Pour nous, il appartient à la philosophie de l’art, alias l’Esthétique, ou peut-être même à la Théorie critique, c’est à dire au politique, comme d’autres artefacts appartiennent à la Métaphysique.

Il appartient donc à tous ceux qui le recevront, sans avoir a priori de structure d’accueil pour lui, et qui lui offriront assez d’espace pour s’épanouir en eux.

Anne Vignaux-Laurent
Jeune Cinéma n°375, automne 2016

1. Le titre original du film de Park est Agassi (Ah-ga-ssi sur IMDB, ah les délices des translittérations !).
Le mot en coréen, avant l’intervention des algorithmes quelques temps après le festival de Cannes, proposait, sur Google, la traduction de The Lady (La Dame).
À Cannes, le film s’appelait The Handmaiden (La Servante), titre probablement sinon donné du moins approuvé par Park Chan-wook.
Ne pas confondre avec The Housemaid (La Femme de chambre) de Im Sang-soo (2010), remake de The Housemaid de Kim Ki-young (1960).
Le film sort en France sous le titre de Mademoiselle. Le mot français a des connotations et des sens divers. En l’occurrence, il semble désigner une jeune femme sans homme, une vierge ou une actrice, donc aussi bien la maîtresse que la servante.
Ne pas confondre avec le film de Philippe Lioret (2000), ou celui de Tony Richardson (1966).

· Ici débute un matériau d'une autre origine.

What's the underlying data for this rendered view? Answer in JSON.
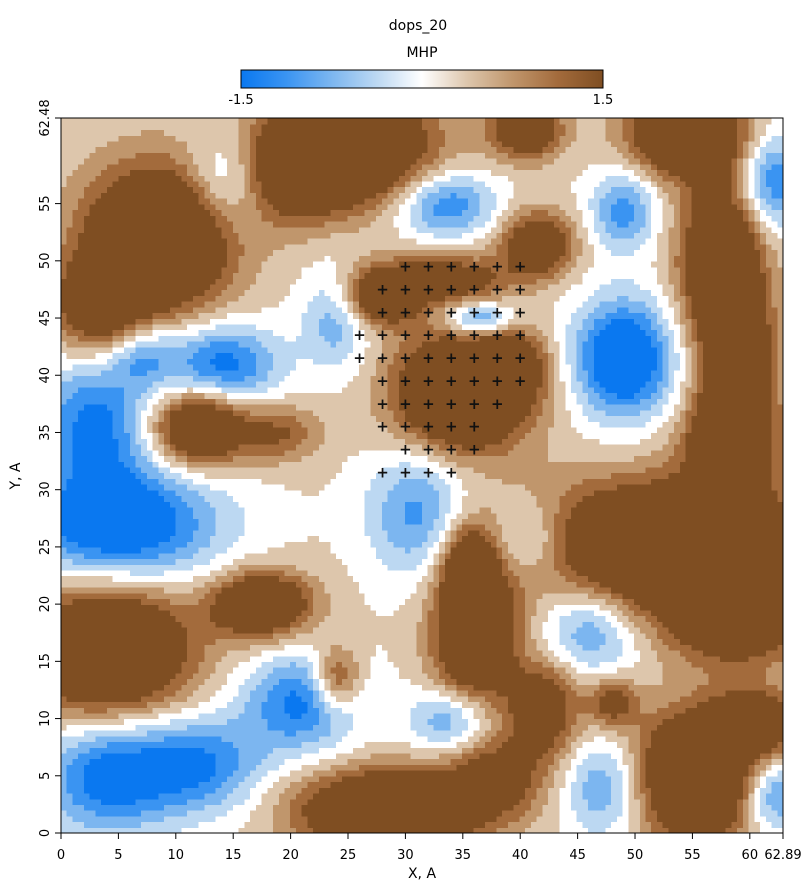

2. Cf. Jeune Cinéma spécial Cannes n°374, été 2016, p. 50.

3. N’ayant pas honte, pour appuyer l’affirmation, d’évoquer le Carol de Todd Haynes (2015), ou La Vie d’Adèle de Kechiche (2013), chacun dans sa catégorie et toutes choses égales par ailleurs.

4. Jeune Cinéma avait découvert Park Chan-wook avec ce film au festival de Udine (en 2001), puis au cinéma l’Arlequin de Paris, au cours d’un festival de cinéma coréen en juin 2001.

5. Ce qui n’est pas forcément aisé à comprendre pour qui confond "phallus" et "pénis".

6. Jean Baudrillard, Cool Memories 1980-1985, éd. Galilée, 1987.

7. Fingersmith (Du bout des doigts) de Sarah Waters. L’histoire se passe en 1862, le roman a été écrit en 2002.


Mademoiselle (Agassi aka The Handmaiden). Réal : Park Chan-wook ; sc : P. C-W & Chung Seo-kyung d’après le roman de Sarah Waters, Fingersmith (2002) ; ph : Chung Chung-hoon ; mu : Jo Yeong-wook ; mont : Kim Jae-bum & Kim Sang-beom ; cost : Jo Sang-gyeong. Int : Kim Min-hee, Ha Jung-woo, Kim Tae-ri, Cho Jin-woong, Moon So-ri, Kim Hae-sook, Jeong Ha-dam, Han Hana (Corée du Sud, 2016, 144 mn).